Вскоре машина уже была битком набита багажом, часть которого пристегнули прочными ремнями к подножкам, а Пепи был погребен под вещами на заднем сидении. Барон и Симон сели впереди, Платтингер помахал на прощание, и машина с потушенными фарами выехала на пустынную вечернюю улицу. Свернув на Ринг{35} и проезжая мимо площади Хельденплац{36}, барон кинул беглый прощальный взгляд на башню собора Святого Стефана, врезавшуюся в серое небо подобно темному мечу. Затем склонился к рулю и дал газ.
Когда они миновали Пуркерсдорф, случилось небольшое происшествие. Симон повернулся назад, чтобы осведомиться о самочувствии зажатого Пепи, и увидел на самом верхнем чемодане призрачный силуэт пригнувшейся выдры.
— Выдра! — крикнул Симон барону сквозь свист ветра и шум мотора.
— Где? — прокричал барон.
— Позади вас!
Барон сбавил скорость и, крепко удерживая руль одной рукой, обернулся. Потом спокойно опустил руку в карман, вытащил пистолет, взвел курок, снова обернулся, прицелился и выстрелил. Выдра с раздробленным черепом свалилась вниз, прокатилась по крышке багажника и осталась лежать на дороге. Не говоря ни слова, барон положил пистолет в отделение для перчаток и попросил Симона прикурить ему сигарету.
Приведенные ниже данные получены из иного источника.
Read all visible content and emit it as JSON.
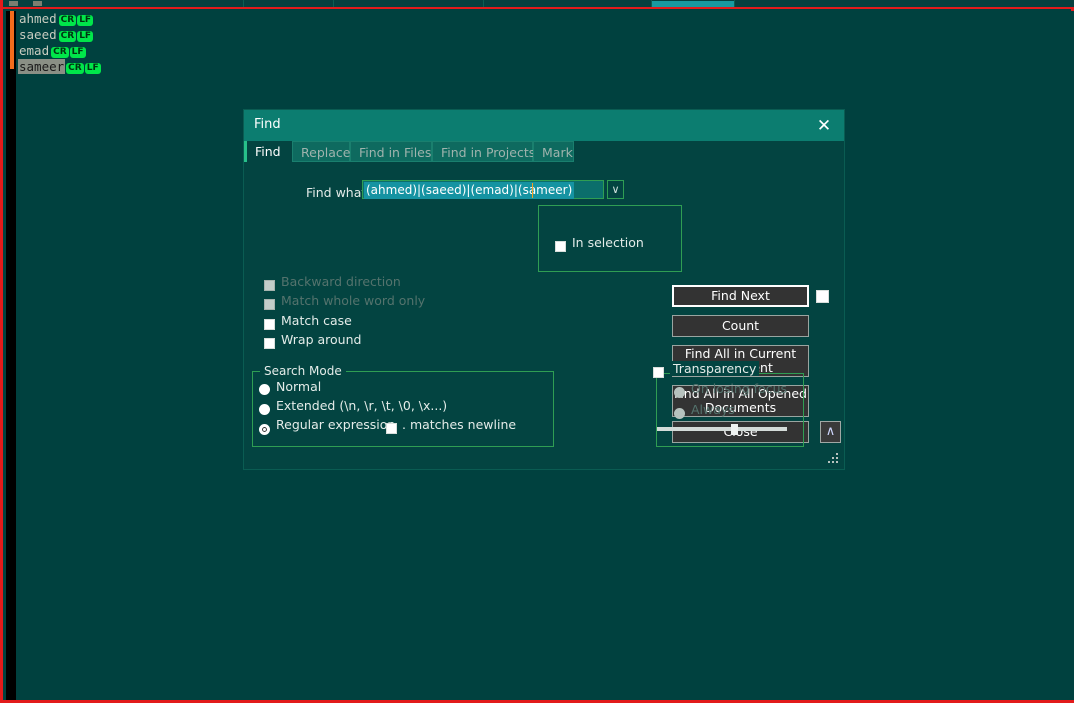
{
  "editor": {
    "lines": [
      {
        "text": "ahmed",
        "eol": [
          "CR",
          "LF"
        ],
        "selected": false
      },
      {
        "text": "saeed",
        "eol": [
          "CR",
          "LF"
        ],
        "selected": false
      },
      {
        "text": "emad",
        "eol": [
          "CR",
          "LF"
        ],
        "selected": false
      },
      {
        "text": "sameer",
        "eol": [
          "CR",
          "LF"
        ],
        "selected": true
      }
    ],
    "eol_cr": "CR",
    "eol_lf": "LF",
    "colors": {
      "background": "#00413f",
      "window_border": "#e21b1b",
      "eol_tag": "#00e64a",
      "change_marker": "#f36c1c",
      "selection": "#8a8f85"
    }
  },
  "dialog": {
    "title": "Find",
    "close_label": "✕",
    "tabs": [
      {
        "label": "Find",
        "active": true
      },
      {
        "label": "Replace",
        "active": false
      },
      {
        "label": "Find in Files",
        "active": false
      },
      {
        "label": "Find in Projects",
        "active": false
      },
      {
        "label": "Mark",
        "active": false
      }
    ],
    "find_what": {
      "label": "Find what:",
      "value": "(ahmed)|(saeed)|(emad)|(sameer)",
      "placeholder": "",
      "dropdown_glyph": "∨"
    },
    "in_selection": {
      "label": "In selection",
      "checked": false
    },
    "options": [
      {
        "label": "Backward direction",
        "checked": false,
        "disabled": true
      },
      {
        "label": "Match whole word only",
        "checked": false,
        "disabled": true
      },
      {
        "label": "Match case",
        "checked": false,
        "disabled": false
      },
      {
        "label": "Wrap around",
        "checked": false,
        "disabled": false
      }
    ],
    "buttons": [
      {
        "label": "Find Next",
        "focused": true
      },
      {
        "label": "Count",
        "focused": false
      },
      {
        "label": "Find All in Current Document",
        "focused": false
      },
      {
        "label": "Find All in All Opened Documents",
        "focused": false
      },
      {
        "label": "Close",
        "focused": false
      }
    ],
    "find_next_checkbox": {
      "checked": false
    },
    "search_mode": {
      "title": "Search Mode",
      "options": [
        {
          "label": "Normal",
          "selected": false
        },
        {
          "label": "Extended (\\n, \\r, \\t, \\0, \\x...)",
          "selected": false
        },
        {
          "label": "Regular expression",
          "selected": true
        }
      ],
      "dot_matches_newline": {
        "label": ". matches newline",
        "checked": false
      }
    },
    "transparency": {
      "title": "Transparency",
      "enabled": false,
      "options": [
        {
          "label": "On losing focus",
          "selected": false,
          "disabled": true
        },
        {
          "label": "Always",
          "selected": false,
          "disabled": true
        }
      ],
      "slider_percent": 60
    },
    "collapse_button": {
      "glyph": "∧"
    },
    "colors": {
      "titlebar": "#0c7d70",
      "body": "#034441",
      "group_border": "#2f9e53",
      "tab_inactive": "#0e6a5f",
      "accent": "#27c08a",
      "button_face": "#333333",
      "input_field": "#0b6e6b",
      "input_selection": "#1593a2"
    }
  }
}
После полуночи они добрались до границы близ Зальцбурга. Не сбавляя скорости, пронеслись мимо храпящих таможенников.
— Что, кто-то проехал? — прохрюкал таможенный обервахмистр таможенному унтерфельдфебелю.
— Да ну! Счас вернется! — пробормотал таможенный унтерфельдфебель и с кряхтением повернулся на другой бок.
— Черт, — проворчал обервахмистр, — а я думал, ты кого-то пропустил.
Он глянул на здоровенный зад сослуживца, потянулся, зевнул и уснул.
Барон направлялся в Шотландию. Сперва он предполагал воспользоваться гостеприимством дядюшки Станисласа, проживавшего в Рюссельбурге в качестве наследника майората{37}, но Станислас д'Анна, барон фон Кройц-Квергейм, маркиз ди Негрофельтре, хозяин Рюссельбурга, Цангенберга и Вурмштайна, был впавшим в детство маразматиком и рассчитывать на его помощь не приходилось. К тому же, уединенный Рюссельбург был мало пригоден для развертывания дальнейшей кампании. Зато в Шотландии в замке Киллекилликранк обитала в высшей степени многочисленная семья его матери, народец грубый и необузданный, но сердечный, его отпрыски по всему миру наворовали, награбили и наторговали несметные сокровища, осевшие в конце концов в фамильной резиденции. Киллекилликранк — город, крепость, арсенал и сокровищница, вавилонская башня преданности роду. Однажды барон уже гостил у родичей, когда безуспешно гонялся за Лох-Несским чудовищем, и был ими принят дружески. Теперь же он уповал, что удастся уговорить их на вылазку в их духе.